The Kalahari Copper Belt ("KCB") is a 1,000 kilometer long NE-SW trending belt of sediment-hosted, stratiform Cu-Ag deposits hosted in Meso- and Neoproterozoic rocks. The KCB extends from northern Botswana into Namibia along the NW edge of the Kalahari Craton, and consists of folded and greenschist metamorphosed Ghanzi (Botswana) and Tsumis (Namibia) Group metasedimentary rocks.
The KCB’s Cu–Ag deposits occur in chemically reduced shales and siltstones that overlie oxidized sandstones. This regional interface, which is both a permeability barrier and redox boundary, played a critical role in the formation of the Cu–Ag deposits, and represents a geologic setting similar to that of the Central African Copper Belt and Kupferschiefer in Poland.

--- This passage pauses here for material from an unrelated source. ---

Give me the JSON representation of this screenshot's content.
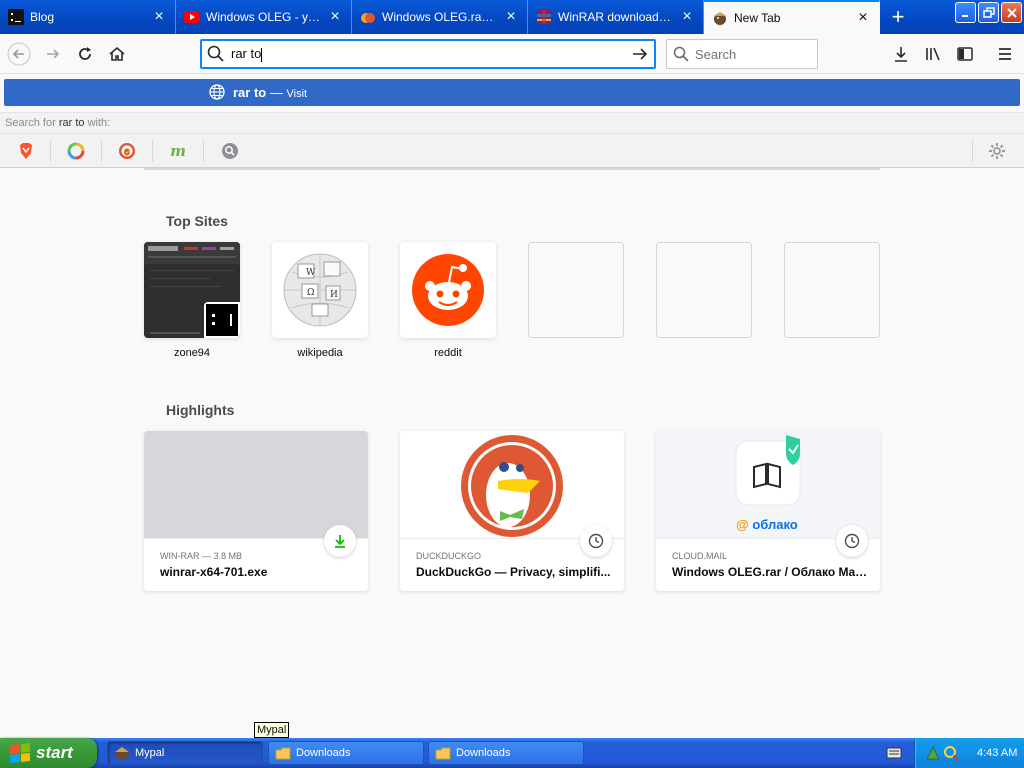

Cupric has an extensive package of licenses with in-place mining infrastructure, JORC compliant resources and numerous additional high-grade Cu-Ag exploration targets in the KCB of Botswana. Since the acquisition of Khoemacau in 2013, Cupric has drilled out a 100.3 million tonne high-grade resource on Zone 5, secured the environmental and mining licenses for the project, and acquired the adjacent Boseto Project along with its process plant, infrastructure, and exploration assets. A feasibility study for the development of Zone 5 utilizing the Boseto infrastructure was completed in November 2015.
The consolidated Khoemacau/Boseto package provides Cupric a near-term opportunity for low cost copper production from a long-lived operation with substantial exploration and production upside.
Botswana is a stable, pro-mining jurisdiction supportive of mineral exploration and development. According to the most recent Fraser Institute Annual Mining Survey, the country is ranked #1 for "investment attractiveness" in Africa, and is highly ranked globally as well.